The European Commission has confirmed that it was targeted in a cyberattack affecting part of its cloud infrastructure, following claims by hackers that they had stolen significant amounts of data. The incident, discovered in March 2026, has raised fresh concerns about the cybersecurity resilience of major government institutions.
According to officials, the attack impacted the Commission’s cloud environment hosting its web presence on the Europa platform. Early findings from the ongoing investigation suggest that data may have been extracted from affected systems, although the full scope of the breach is still being assessed.
A spokesperson for the Commission stated that immediate steps were taken to contain the attack and implement risk mitigation measures. Importantly, the organisation clarified that its internal systems were not compromised, limiting the potential impact of the breach on core operations.
Reports indicate that the breach involved at least one account on Amazon Web Services, though the cloud provider itself was not compromised and continued to operate normally. Hackers have claimed to have stolen more than 350GB of data, although these claims have not yet been independently verified.

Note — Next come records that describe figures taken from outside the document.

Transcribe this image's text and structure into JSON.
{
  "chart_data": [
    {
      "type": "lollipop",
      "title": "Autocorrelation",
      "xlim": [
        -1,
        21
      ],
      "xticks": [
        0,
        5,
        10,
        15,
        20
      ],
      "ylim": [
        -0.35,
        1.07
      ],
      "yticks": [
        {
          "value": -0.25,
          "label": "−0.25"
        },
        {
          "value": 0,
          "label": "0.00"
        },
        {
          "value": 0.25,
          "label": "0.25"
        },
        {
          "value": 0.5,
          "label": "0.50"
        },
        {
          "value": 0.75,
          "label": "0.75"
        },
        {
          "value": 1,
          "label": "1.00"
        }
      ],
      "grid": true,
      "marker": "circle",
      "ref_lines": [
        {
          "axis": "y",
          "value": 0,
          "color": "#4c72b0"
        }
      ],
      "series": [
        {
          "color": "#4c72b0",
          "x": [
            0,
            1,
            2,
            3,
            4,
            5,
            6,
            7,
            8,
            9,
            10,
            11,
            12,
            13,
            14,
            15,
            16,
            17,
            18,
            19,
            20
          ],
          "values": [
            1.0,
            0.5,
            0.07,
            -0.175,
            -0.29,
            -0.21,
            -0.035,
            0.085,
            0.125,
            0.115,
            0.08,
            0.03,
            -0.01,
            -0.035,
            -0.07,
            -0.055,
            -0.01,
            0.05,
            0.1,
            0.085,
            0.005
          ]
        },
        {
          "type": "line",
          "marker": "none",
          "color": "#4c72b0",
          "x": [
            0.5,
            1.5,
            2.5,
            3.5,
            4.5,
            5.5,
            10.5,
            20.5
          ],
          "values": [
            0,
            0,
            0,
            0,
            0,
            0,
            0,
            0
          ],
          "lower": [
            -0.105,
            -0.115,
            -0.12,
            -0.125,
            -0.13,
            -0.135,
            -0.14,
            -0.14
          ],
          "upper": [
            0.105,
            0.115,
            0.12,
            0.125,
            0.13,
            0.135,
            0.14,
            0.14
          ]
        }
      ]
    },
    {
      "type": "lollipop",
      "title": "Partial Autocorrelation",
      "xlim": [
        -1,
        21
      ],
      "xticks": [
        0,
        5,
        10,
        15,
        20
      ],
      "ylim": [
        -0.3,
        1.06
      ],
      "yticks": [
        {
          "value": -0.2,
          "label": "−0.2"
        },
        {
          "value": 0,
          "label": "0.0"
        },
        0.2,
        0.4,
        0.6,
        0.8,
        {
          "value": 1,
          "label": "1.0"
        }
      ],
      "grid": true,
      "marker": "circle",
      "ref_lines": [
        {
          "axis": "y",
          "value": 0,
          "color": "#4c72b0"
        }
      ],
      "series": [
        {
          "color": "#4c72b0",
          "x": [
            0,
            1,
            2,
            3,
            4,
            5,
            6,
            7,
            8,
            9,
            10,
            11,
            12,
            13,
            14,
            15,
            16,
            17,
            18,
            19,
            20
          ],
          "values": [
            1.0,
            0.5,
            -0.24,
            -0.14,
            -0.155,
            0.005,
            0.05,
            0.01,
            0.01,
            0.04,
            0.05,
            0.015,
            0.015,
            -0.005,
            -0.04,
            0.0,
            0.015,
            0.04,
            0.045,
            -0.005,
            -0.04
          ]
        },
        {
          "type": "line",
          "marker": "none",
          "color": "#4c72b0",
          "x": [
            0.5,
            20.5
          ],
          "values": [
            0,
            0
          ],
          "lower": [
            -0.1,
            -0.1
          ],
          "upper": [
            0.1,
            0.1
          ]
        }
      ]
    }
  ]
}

The Commission has launched a full investigation to determine the extent of the data exposure and identify any affected entities. Authorities are also working to notify relevant stakeholders and strengthen security protocols in response to the incident.
The breach highlights the growing threat landscape facing public institutions as cyberattacks increasingly target cloud-based infrastructure. As governments continue to digitize services and rely on external platforms, ensuring robust cybersecurity measures remains critical to protecting sensitive data and maintaining public trust.